Black hole as an Information Eraser

TL;DR

This paper links black hole entropy to information erasure principles, deriving thermodynamics from Landauer's principle and proposing a discrete mass spectrum with logarithmic corrections.

Contribution

It introduces a novel perspective by connecting black hole thermodynamics with information theory, deriving entropy and mass spectra without artificial cutoffs.

Findings

Black hole entropy includes a logarithmic correction term.

The first law of black hole thermodynamics can be derived from information erasure.

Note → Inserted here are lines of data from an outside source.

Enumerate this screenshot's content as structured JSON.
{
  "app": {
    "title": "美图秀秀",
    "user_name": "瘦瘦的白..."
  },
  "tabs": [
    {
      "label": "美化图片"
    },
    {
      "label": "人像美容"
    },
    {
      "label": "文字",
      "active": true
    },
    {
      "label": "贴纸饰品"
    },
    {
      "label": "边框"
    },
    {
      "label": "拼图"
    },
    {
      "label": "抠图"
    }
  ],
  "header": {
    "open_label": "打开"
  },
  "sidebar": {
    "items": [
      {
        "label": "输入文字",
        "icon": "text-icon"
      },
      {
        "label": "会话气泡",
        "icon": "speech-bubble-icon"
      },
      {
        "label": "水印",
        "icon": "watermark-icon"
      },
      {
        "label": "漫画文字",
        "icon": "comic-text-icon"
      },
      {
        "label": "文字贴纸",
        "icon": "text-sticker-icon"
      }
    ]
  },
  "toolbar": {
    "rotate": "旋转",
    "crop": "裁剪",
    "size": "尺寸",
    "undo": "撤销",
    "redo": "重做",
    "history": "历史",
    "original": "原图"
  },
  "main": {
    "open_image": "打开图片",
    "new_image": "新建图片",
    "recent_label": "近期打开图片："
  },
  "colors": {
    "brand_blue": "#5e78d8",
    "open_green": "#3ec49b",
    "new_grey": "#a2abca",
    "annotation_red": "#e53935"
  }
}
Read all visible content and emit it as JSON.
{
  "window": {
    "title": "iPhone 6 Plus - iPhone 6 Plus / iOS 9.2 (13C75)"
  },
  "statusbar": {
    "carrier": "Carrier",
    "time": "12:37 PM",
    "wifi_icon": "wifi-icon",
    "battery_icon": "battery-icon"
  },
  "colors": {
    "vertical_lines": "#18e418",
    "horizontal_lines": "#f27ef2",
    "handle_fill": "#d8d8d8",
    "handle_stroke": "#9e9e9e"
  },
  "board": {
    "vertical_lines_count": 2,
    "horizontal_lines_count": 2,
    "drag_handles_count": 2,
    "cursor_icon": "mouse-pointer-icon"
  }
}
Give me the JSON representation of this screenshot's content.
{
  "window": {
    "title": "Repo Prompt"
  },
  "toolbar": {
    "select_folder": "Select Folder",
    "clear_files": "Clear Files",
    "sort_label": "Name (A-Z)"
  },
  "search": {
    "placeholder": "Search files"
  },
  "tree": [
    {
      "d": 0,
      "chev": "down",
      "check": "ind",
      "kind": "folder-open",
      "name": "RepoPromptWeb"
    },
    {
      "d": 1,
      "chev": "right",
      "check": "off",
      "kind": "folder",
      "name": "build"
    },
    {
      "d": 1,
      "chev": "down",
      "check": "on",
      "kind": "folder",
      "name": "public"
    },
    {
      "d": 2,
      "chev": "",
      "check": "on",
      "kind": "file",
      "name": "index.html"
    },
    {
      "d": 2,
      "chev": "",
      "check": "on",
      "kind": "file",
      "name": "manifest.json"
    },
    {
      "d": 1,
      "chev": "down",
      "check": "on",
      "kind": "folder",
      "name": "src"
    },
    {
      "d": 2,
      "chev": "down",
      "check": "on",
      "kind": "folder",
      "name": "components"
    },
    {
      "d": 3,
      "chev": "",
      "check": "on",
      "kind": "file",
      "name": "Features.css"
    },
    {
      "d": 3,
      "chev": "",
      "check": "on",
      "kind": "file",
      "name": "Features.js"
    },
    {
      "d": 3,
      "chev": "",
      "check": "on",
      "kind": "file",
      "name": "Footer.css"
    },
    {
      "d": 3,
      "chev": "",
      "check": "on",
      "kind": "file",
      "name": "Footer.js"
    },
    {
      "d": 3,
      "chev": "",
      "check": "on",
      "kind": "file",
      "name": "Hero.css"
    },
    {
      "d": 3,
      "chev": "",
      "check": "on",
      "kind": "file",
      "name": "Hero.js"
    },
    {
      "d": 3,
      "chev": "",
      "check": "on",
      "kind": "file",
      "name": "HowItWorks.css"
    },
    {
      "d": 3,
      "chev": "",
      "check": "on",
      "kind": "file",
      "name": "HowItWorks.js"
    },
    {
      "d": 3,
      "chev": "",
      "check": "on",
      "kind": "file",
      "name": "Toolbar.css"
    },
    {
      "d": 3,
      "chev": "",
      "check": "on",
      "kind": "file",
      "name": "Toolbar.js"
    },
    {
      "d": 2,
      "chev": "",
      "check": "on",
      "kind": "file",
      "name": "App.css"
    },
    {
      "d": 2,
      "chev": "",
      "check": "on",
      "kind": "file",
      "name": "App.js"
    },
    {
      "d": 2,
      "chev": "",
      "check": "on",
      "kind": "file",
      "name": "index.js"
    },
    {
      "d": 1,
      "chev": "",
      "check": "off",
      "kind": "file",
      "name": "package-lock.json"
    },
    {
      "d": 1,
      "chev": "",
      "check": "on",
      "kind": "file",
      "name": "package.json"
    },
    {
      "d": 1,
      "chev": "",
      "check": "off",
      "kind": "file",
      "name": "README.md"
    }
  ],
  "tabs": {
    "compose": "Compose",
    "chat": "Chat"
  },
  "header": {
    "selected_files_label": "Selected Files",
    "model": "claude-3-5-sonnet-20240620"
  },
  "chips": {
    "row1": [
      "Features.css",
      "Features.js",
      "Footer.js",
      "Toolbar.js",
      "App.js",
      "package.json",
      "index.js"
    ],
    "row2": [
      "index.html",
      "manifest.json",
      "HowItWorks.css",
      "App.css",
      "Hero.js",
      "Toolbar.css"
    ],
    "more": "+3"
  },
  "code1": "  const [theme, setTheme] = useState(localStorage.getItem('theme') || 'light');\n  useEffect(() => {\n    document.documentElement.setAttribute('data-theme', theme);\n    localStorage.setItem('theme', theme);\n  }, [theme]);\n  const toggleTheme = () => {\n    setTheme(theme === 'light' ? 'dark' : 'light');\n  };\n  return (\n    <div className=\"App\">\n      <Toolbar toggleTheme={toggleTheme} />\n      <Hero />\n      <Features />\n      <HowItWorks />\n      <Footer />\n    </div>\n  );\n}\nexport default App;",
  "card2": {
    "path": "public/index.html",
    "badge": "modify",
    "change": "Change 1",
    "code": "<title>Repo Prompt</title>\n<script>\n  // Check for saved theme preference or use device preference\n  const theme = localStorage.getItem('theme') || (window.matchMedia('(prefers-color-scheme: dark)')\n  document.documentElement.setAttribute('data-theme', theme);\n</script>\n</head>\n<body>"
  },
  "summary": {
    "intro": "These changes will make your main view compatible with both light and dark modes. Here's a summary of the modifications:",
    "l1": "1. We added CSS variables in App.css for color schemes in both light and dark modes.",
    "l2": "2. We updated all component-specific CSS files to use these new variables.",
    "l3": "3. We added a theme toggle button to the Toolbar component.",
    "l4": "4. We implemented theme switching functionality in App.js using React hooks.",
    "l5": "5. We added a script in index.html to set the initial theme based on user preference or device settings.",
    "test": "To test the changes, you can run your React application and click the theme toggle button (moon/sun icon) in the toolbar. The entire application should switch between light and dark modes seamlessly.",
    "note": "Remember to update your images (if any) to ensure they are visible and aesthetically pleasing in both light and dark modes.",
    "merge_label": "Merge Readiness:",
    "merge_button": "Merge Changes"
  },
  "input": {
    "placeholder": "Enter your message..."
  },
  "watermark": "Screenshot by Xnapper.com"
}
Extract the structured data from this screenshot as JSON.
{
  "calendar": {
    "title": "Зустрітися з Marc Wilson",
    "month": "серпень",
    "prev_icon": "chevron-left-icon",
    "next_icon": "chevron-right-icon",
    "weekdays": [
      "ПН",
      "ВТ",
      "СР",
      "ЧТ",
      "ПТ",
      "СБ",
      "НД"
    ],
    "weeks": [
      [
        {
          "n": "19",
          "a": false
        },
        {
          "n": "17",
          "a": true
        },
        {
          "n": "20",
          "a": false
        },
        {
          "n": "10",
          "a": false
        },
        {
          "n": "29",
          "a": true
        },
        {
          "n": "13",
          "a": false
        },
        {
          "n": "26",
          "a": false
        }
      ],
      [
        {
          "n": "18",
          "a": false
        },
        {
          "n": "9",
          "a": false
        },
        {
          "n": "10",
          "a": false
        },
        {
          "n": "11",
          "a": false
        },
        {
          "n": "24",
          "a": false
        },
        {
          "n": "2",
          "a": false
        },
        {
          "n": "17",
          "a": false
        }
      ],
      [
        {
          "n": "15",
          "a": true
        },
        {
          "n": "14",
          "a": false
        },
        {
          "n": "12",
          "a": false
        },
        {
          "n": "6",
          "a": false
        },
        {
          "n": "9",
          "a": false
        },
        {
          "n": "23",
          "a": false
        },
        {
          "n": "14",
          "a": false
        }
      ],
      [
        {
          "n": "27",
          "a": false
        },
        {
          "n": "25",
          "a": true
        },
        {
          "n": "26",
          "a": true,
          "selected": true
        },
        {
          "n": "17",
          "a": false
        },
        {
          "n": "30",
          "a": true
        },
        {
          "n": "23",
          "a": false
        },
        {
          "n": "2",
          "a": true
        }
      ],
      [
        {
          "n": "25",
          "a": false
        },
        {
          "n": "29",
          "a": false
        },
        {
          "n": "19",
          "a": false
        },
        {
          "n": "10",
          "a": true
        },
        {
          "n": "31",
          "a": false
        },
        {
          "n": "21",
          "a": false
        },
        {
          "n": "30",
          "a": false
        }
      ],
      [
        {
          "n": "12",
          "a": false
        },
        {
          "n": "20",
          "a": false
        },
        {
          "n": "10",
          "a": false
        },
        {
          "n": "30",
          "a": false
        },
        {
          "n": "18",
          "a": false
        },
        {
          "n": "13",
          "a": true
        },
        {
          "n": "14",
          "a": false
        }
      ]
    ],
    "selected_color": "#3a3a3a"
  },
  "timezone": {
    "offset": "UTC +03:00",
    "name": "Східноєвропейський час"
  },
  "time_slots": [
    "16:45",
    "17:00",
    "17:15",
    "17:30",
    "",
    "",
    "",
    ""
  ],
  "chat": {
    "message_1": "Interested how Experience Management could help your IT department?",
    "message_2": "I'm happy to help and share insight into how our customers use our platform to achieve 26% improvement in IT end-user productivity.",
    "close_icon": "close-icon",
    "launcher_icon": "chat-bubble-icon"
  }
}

A minimum black hole mass is proposed based on information theory.

Abstract

We discuss the identity of black hole entropy and show that the first law of black hole thermodynamics, in the case of a Schwarzschild black hole, can be derived from Landauer's principle by assuming that the black hole is one of the most efficient information erasers in systems of a given temperature. The term "most efficient" implies that minimal energy is required to erase a given amount of information. We calculate the discrete mass spectra and the entropy of a Schwarzschild black hole assuming that the black hole processes information in unit of bits. The black hole entropy acquires a sub-leading contribution proportional to the logarithm of its mass-squared in addition to the usual mass-squared term without an artificial cutoff. We also argue that the minimum of the black hole mass is $\sqrt{\log 2/(8\pi)}M_P$.